Il cane. Nero. Una valanga. Dopo che la donna lo ha tratto in salvo da morte certa sul ciglio della strada. Lo incontra un giorno di settembre, moribondo, e altro non può fare che trascinarlo con trepida fatica prima in automobile poi a casa e infine nell’ambulatorio dall’amico veterinario. E sappiamo fin da subito, da Romana Petri, come la storia procederà impressionante secondo le sue regole, e le regole di chi lettore o no ha avuto o ha un cane nella propria vita.
Il debutto deciso di un libro che sa di ruvido e ferino, e di impressionante per come il cane stralunato e fortissimo, la cui ricerca del nome va avanti per molte pagine, diventa sempre più enorme, fisicamente e nel profondo degli occhi del lettore. Osac, alla fine il nome si trova, rende selvaggio ogni luogo in cui sta, in auto e in casa, e anche nella mente della protagonista dove si consolida come l’animale archetipo e universale che sceglie l’umano, lei sola, unica compagna di vita e di morte. E che fa fuori, in un modo o nell’altro, chiunque osi entrare nell’esistenza di lei, perfino il figlio che a un certo punto la donna partorisce.
Il parto, nelle mani di Petri, è una delle pagine più crude mai lette sull’argomento. E vere. Come se Osac, il cane nero, avesse iniettato nell’evento tutta la sua carica bestiale, dolorosa e violenta. L’autrice stabilisce i dettami del romanzo una volta per tutte, sorprende il lettore con pagine di vita veritiera e avventurosa, sia dentro casa sia per le strade dove dilaga quel cane maschio, tremendo e possessivo, tanto che a tratti sembra saltar fuori dal libro e scorrazzare, distruggendo a morsi e zampate ogni cosa, in ogni stanza da noi abitata. E proprio per questo si avverte subito come la bravura di Petri emerga da una biografia precisa, ancora percorribile, fatta di lampi tridimensionali su altrettanto furibonde scene che niente lasciano alla fantasia.

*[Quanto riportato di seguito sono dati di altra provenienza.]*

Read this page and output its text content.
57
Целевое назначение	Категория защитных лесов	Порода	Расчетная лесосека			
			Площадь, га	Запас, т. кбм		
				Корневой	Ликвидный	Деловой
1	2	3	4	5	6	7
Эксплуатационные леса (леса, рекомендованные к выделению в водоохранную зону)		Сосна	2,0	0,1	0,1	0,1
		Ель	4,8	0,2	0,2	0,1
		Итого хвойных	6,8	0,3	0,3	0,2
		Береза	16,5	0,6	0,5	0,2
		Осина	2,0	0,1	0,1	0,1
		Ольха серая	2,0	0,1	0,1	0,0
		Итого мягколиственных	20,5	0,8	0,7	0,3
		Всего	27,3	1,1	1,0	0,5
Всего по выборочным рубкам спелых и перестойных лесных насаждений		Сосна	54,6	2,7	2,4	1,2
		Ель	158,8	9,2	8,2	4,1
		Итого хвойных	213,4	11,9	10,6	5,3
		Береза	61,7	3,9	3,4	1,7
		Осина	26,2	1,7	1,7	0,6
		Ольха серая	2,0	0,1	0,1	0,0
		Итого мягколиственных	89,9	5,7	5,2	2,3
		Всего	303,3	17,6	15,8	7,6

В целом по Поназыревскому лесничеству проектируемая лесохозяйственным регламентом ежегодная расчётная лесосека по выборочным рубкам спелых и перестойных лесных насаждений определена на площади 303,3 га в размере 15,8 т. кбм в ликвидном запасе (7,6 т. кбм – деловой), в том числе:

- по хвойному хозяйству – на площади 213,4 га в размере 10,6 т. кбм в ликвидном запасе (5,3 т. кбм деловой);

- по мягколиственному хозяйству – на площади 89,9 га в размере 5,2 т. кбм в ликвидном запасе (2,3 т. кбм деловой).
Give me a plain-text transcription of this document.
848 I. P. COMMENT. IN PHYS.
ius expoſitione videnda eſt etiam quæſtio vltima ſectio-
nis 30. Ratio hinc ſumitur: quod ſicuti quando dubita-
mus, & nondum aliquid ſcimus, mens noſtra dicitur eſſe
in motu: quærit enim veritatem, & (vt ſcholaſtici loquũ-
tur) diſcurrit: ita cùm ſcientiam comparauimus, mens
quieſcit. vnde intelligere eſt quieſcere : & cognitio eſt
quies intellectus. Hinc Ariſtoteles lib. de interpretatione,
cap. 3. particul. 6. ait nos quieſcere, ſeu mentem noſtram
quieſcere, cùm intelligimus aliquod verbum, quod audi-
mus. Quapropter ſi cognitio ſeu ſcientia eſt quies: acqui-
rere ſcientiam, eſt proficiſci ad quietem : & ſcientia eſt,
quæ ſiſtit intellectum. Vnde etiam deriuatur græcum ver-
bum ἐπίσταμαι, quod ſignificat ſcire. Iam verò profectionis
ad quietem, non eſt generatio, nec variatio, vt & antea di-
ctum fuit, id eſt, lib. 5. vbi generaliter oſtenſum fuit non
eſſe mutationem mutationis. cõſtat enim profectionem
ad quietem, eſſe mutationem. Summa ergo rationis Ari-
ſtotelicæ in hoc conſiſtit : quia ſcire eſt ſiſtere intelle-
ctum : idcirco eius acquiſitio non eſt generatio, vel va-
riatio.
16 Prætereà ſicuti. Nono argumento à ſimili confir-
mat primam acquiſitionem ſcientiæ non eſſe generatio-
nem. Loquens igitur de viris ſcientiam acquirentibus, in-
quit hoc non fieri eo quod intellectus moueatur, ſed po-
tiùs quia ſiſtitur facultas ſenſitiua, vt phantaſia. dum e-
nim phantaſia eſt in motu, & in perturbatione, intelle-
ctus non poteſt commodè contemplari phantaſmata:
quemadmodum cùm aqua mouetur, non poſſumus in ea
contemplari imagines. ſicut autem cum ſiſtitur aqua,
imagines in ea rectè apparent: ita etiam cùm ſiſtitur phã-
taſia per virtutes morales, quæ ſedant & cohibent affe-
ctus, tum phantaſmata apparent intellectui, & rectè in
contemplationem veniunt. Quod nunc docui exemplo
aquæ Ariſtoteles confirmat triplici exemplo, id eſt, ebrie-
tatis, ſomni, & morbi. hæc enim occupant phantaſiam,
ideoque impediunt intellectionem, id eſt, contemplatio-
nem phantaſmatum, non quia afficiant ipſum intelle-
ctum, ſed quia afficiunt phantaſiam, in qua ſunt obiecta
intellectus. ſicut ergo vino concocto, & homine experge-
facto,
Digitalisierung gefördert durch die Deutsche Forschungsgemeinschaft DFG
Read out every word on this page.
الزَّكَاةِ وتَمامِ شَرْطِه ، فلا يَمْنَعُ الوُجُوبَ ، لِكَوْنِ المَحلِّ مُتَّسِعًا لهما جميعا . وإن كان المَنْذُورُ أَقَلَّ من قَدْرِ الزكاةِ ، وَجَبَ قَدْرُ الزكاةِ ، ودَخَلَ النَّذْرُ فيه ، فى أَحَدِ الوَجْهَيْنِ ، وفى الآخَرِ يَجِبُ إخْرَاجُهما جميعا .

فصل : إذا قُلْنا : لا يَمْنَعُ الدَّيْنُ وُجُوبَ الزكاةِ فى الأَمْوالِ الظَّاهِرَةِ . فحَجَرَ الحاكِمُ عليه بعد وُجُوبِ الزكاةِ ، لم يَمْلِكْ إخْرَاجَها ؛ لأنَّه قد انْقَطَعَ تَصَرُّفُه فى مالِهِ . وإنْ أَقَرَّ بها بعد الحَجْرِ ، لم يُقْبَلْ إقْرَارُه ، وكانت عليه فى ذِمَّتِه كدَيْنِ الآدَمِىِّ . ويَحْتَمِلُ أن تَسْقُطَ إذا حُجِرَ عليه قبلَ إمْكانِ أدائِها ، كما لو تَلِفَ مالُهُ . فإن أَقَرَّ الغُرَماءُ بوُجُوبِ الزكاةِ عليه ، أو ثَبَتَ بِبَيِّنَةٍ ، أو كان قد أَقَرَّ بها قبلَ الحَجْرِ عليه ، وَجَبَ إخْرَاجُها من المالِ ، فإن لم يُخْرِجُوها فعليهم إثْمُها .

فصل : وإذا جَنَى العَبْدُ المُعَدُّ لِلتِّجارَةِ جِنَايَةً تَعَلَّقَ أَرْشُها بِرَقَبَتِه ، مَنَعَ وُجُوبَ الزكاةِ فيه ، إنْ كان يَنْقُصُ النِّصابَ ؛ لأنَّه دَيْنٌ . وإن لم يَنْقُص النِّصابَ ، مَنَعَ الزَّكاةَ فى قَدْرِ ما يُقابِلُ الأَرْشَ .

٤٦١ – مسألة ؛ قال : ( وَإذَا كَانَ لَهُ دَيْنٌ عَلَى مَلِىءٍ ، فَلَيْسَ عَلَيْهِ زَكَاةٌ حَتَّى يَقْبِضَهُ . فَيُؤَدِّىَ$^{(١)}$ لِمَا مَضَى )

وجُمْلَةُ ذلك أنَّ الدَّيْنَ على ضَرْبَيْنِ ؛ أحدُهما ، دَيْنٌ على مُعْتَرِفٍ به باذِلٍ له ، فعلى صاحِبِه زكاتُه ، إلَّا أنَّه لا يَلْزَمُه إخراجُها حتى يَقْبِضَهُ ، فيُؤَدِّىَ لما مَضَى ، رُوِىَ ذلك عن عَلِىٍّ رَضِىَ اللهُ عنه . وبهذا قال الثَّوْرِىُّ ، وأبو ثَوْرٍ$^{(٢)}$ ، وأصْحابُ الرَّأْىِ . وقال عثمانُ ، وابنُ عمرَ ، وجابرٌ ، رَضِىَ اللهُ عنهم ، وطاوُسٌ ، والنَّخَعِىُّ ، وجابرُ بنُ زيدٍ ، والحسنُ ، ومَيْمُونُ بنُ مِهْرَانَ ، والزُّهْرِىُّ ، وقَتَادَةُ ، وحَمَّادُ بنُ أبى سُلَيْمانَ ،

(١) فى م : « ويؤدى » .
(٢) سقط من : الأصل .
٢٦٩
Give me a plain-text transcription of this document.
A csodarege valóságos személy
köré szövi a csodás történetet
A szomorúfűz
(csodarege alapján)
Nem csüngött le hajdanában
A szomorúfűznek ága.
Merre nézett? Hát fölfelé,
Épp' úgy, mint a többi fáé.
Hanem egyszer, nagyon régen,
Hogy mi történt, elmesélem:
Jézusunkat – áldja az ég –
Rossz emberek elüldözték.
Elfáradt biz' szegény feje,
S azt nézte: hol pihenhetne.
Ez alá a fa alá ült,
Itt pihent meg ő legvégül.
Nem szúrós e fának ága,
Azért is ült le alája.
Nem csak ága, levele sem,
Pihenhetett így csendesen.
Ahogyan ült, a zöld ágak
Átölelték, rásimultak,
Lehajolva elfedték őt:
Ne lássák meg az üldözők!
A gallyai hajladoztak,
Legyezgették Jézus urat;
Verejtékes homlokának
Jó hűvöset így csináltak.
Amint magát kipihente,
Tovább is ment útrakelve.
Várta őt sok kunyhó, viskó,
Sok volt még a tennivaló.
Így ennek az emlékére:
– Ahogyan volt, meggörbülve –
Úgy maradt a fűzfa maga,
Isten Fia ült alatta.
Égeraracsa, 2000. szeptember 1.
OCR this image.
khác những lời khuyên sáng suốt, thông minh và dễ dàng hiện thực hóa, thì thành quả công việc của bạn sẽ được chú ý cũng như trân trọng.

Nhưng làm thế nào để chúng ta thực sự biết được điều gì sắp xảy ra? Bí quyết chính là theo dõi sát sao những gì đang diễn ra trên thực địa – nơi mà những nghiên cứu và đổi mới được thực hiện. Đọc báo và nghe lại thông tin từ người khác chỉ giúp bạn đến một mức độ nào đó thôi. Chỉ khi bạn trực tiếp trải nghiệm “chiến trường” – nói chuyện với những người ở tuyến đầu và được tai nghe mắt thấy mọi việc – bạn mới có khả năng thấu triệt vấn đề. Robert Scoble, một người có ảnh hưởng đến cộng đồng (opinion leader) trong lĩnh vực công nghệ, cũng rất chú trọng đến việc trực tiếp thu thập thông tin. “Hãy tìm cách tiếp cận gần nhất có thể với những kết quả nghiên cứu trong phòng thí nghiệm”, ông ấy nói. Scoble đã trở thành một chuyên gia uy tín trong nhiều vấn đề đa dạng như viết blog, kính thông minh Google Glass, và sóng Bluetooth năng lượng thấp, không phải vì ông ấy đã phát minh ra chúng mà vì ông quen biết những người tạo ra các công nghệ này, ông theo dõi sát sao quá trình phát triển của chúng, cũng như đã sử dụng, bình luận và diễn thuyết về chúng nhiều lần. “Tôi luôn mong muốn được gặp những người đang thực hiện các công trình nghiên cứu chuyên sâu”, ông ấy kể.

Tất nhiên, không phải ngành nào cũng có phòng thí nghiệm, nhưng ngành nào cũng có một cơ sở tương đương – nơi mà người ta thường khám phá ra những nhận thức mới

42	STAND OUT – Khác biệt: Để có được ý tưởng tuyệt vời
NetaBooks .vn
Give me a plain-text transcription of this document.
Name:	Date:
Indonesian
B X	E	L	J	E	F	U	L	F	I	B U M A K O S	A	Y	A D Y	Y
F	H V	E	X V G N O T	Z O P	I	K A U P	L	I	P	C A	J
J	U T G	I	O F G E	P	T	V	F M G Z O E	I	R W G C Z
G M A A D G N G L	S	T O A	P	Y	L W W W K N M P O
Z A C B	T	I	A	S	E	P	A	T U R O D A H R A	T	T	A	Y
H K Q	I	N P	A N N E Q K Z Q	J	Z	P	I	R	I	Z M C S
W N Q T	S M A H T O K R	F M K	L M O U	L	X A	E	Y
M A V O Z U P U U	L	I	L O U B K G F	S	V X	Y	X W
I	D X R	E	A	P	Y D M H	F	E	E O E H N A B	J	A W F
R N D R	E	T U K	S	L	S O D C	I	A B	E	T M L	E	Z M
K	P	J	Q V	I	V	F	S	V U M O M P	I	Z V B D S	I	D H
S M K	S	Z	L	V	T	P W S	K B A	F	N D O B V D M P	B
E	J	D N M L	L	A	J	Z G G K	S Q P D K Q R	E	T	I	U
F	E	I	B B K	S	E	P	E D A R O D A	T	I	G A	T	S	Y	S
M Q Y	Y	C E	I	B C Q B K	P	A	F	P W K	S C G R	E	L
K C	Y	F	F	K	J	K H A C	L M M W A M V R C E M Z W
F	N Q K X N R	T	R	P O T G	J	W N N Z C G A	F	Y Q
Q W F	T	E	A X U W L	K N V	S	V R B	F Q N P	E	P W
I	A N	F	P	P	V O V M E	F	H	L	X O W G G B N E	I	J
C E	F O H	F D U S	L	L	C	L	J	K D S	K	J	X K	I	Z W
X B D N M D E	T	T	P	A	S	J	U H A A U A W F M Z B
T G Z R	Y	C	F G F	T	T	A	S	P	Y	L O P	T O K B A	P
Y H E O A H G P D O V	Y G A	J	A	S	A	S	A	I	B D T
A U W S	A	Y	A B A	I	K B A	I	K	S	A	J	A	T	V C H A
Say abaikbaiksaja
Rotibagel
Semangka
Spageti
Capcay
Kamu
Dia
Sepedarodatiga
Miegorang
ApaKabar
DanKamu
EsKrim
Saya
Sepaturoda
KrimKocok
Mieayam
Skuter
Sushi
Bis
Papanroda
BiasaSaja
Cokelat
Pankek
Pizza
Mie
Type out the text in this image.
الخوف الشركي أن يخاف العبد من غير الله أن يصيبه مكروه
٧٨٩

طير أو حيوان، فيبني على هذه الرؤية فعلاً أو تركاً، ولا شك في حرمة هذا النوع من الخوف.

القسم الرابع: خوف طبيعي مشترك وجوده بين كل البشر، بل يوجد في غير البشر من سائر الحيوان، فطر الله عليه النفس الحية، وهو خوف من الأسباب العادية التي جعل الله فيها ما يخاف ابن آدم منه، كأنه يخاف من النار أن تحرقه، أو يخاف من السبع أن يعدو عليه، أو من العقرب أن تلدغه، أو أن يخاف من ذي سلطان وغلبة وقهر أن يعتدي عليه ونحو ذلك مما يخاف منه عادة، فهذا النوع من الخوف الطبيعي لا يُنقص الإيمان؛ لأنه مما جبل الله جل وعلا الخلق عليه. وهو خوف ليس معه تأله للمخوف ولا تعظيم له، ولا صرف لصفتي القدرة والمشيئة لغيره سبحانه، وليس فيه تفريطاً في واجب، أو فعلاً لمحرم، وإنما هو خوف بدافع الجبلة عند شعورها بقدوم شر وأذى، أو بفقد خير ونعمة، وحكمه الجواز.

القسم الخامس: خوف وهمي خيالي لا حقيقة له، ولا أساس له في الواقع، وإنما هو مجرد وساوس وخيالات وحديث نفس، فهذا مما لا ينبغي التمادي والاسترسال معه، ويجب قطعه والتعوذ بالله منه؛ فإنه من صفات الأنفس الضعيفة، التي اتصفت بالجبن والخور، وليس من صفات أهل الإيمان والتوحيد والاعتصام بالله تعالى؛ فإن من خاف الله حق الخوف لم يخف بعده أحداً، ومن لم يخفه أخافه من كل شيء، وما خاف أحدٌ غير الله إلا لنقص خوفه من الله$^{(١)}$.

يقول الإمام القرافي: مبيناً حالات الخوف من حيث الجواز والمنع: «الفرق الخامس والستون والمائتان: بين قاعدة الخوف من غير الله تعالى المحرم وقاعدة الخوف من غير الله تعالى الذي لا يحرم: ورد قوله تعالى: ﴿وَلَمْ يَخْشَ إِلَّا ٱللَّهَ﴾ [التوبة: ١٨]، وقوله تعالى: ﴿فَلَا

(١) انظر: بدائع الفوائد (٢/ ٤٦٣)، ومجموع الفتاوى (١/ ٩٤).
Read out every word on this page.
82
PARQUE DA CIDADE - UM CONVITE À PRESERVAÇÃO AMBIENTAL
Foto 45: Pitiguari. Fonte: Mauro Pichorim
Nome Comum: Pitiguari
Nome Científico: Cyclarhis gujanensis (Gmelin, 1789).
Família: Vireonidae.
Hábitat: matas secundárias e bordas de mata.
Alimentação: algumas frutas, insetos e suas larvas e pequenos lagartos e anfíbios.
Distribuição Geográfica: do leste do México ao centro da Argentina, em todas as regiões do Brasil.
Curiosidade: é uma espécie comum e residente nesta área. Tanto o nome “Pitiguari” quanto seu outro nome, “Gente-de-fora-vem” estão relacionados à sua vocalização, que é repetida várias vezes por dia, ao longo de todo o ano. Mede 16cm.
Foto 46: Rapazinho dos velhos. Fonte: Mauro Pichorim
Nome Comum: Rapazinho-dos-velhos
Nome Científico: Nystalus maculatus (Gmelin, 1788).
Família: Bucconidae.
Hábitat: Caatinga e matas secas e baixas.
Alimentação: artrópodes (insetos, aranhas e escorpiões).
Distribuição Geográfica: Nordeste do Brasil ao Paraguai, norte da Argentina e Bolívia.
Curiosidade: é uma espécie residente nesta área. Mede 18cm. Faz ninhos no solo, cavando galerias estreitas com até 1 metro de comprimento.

Ne Il mio cane del Klondike ogni capitolo è fatto di materia reale, densa e compatta, come i muscoli di Osac e come i muscoli tonici della protagonista che deve difendersi dagli assalti, sia fisici che verbali. Perché Osac parla, a suo modo certo, e urla con quanto fiato ha in gola, e protesta a ogni svolta di percorso. E lo fa alla luce della scrittura, che dimostra come si possa, avendo gli utensili giusti, mandare all’aria tutte le teorie del romanzo e lasciare intatto il corpo delle proposizioni disposte quasi con nonchalance ma infine presentate sfacciatamente ai nostri turbamenti.
Insomma niente è ambiguo qui, ma configurato come un film che ci racconta e visualizza le peripezie di una giovane donna alle prese con la quintessenza “biologica” del Cane. Ogni altro personaggio sta ai lati del palcoscenico, comparse che assistono impotenti, e anche assenze determinate come l’uomo invisibile che dovrebbe essere il padre del nascituro. E che mai apparirà, mentre i fatti arrivano alle estreme conseguenze. E da un certo punto del romanzo, il grande selvaggio Osac diventa e resta per sempre una delle figure di ribelle più tragiche della nostra narrativa contemporanea.